Les artistes burundais qui sortent des albums se comptent sur les doigts d’une main. Mais quelques-uns, en attendant d’aller chercher le Saint Graal des musiciens, s’essaient à l’exercice de l’EP. Mais, mais… rares sont ceux qui proposent des projets aussi aboutis que G Floks dans son solaire Come Closer. Découverte.

 

Dès la couverture de la pochette de son Extended Play (EP), G Floks, de son vrai nom Ghyslain Iradukunda, nous donne le tempo et quelques indices sur ce qu’il nous réserve dans son mini album. Une invitation à la nostalgie, à la redécouverte d’une musique au fond travaillé, une fusion entre diverses sonorités africaines, le tout sur des thématiques intemporelles.

Le jeune artiste de 25 ans nous ouvre les portes de son univers musical à travers le titre Oluwa, dont la boucle chantée reprend une expression qui, pour nous, la génération née avant les années 2000, nous renvoie trente ans en arrière, avec Wale Watu de Khadja Nin. Si certains d’entre vous se demandent à quoi pourrait ressembler ce son inoxydable revisité à la sauce afropop moderne, Oluwa vous donne la réponse. Mais loin de moi l’idée de parler de copie. Excusez-moi même d’avoir employé le mot « copie ». Avec Oluwa, G-Floks et le jeune et talentueux producteur Aguila qui co-signe le morceau n’ont usé d’aucun sample : le seul emprunt à Khadja Nin, c’est l’expression « Wale watu », et honnêtement, ça fait son effet. Par ailleurs, G Floks, contrairement à Khadja Nin, restreint son expérimentation au seul champ de la rythmique, et non des paroles. Ce qui fait qu’on comprend – et très bien même – ses paroles. Et pour cela, on le remercie.
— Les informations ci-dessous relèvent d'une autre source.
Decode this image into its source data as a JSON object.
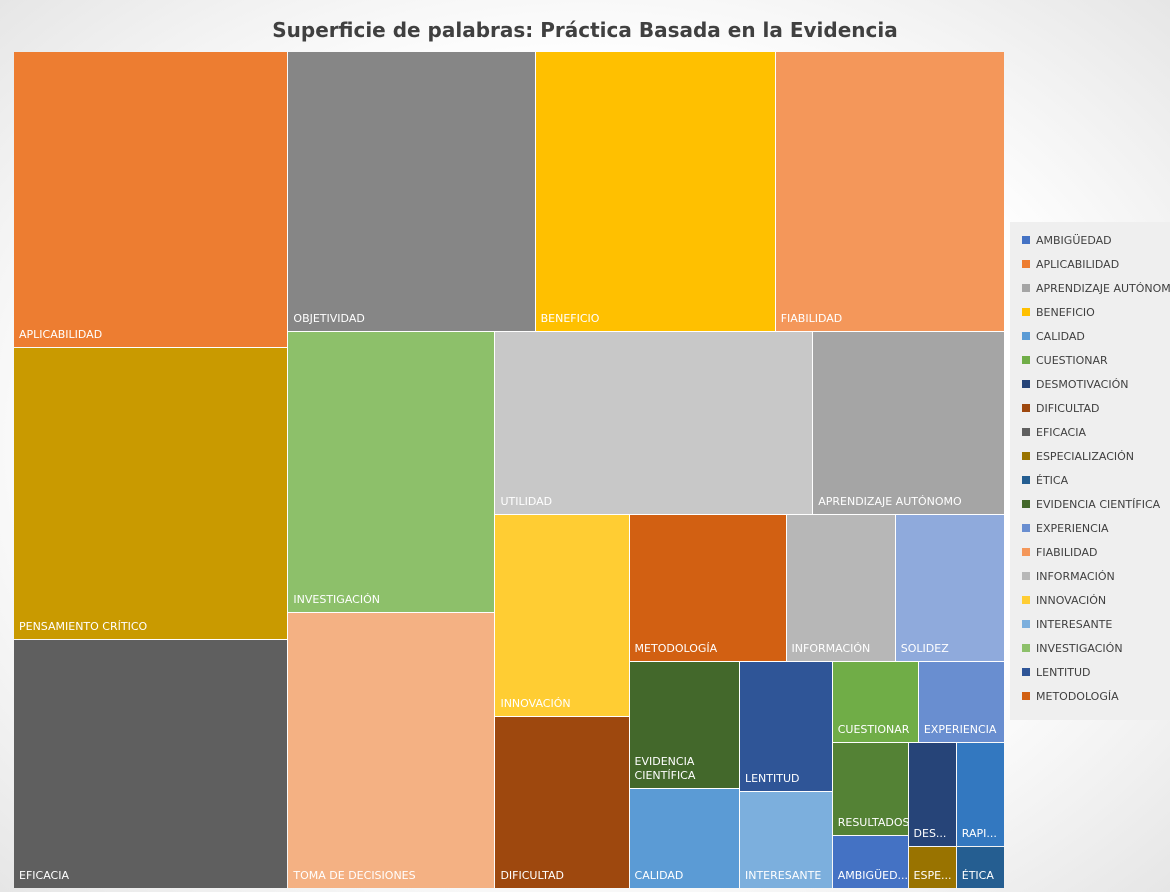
{
  "chart_data": {
    "type": "treemap",
    "title": "Superficie de palabras: Práctica Basada en la Evidencia",
    "categories": [
      "APLICABILIDAD",
      "PENSAMIENTO CRÍTICO",
      "EFICACIA",
      "OBJETIVIDAD",
      "BENEFICIO",
      "FIABILIDAD",
      "INVESTIGACIÓN",
      "TOMA DE DECISIONES",
      "UTILIDAD",
      "APRENDIZAJE AUTÓNOMO",
      "INNOVACIÓN",
      "DIFICULTAD",
      "METODOLOGÍA",
      "INFORMACIÓN",
      "SOLIDEZ",
      "EVIDENCIA CIENTÍFICA",
      "CALIDAD",
      "LENTITUD",
      "INTERESANTE",
      "CUESTIONAR",
      "EXPERIENCIA",
      "RESULTADOS",
      "AMBIGÜED...",
      "DES...",
      "ESPE...",
      "RAPI...",
      "ÉTICA"
    ],
    "values": [
      81,
      80,
      68,
      69,
      67,
      64,
      58,
      57,
      58,
      35,
      27,
      23,
      23,
      16,
      16,
      14,
      11,
      12,
      9,
      7,
      7,
      7,
      4,
      5,
      2,
      5,
      2
    ],
    "colors": [
      "#ed7d31",
      "#c99a00",
      "#5f5f5f",
      "#868686",
      "#ffc000",
      "#f4975a",
      "#8dc06a",
      "#f4b183",
      "#c8c8c8",
      "#a5a5a5",
      "#ffcd33",
      "#9e480e",
      "#d26012",
      "#b7b7b7",
      "#8faadc",
      "#43682b",
      "#5b9bd5",
      "#2f5597",
      "#7cafdd",
      "#70ad47",
      "#698ed0",
      "#548235",
      "#4472c4",
      "#264478",
      "#997300",
      "#3378c0",
      "#255e91"
    ],
    "legend": [
      "AMBIGÜEDAD",
      "APLICABILIDAD",
      "APRENDIZAJE AUTÓNOMO",
      "BENEFICIO",
      "CALIDAD",
      "CUESTIONAR",
      "DESMOTIVACIÓN",
      "DIFICULTAD",
      "EFICACIA",
      "ESPECIALIZACIÓN",
      "ÉTICA",
      "EVIDENCIA CIENTÍFICA",
      "EXPERIENCIA",
      "FIABILIDAD",
      "INFORMACIÓN",
      "INNOVACIÓN",
      "INTERESANTE",
      "INVESTIGACIÓN",
      "LENTITUD",
      "METODOLOGÍA"
    ]
  }
}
Un excellent projet oui, mais parfois inégal

Mais la référence à Khadja Nin ne s’arrête pas à Oluwa. Est-ce un hasard que la deuxième chanson de l’EP s’intitule « Mama » ? Mama, comme la chanson phare du troisième album de Khadja Nin ? Aucune chance que ce soit un hasard. Mama, produit par G-Floks lui-même avec un mastering assuré encore par Aguila, est pour moi le meilleur morceau du projet. Intimement ancré dans des sonorités traditionnelles burundo-rwandaises, Mama ressemble à ce genre de morceau qu’on écoute une fois et dont on comprend qu’on l’écoutera encore dans dix ans. G Floks et Aguila visaient-ils l’intemporel comme Mama de Khadja Nin ? Peut-être. Mais sans aucune hésitation, ils ont réussi ce qu’ils ont tenté, et haut la main.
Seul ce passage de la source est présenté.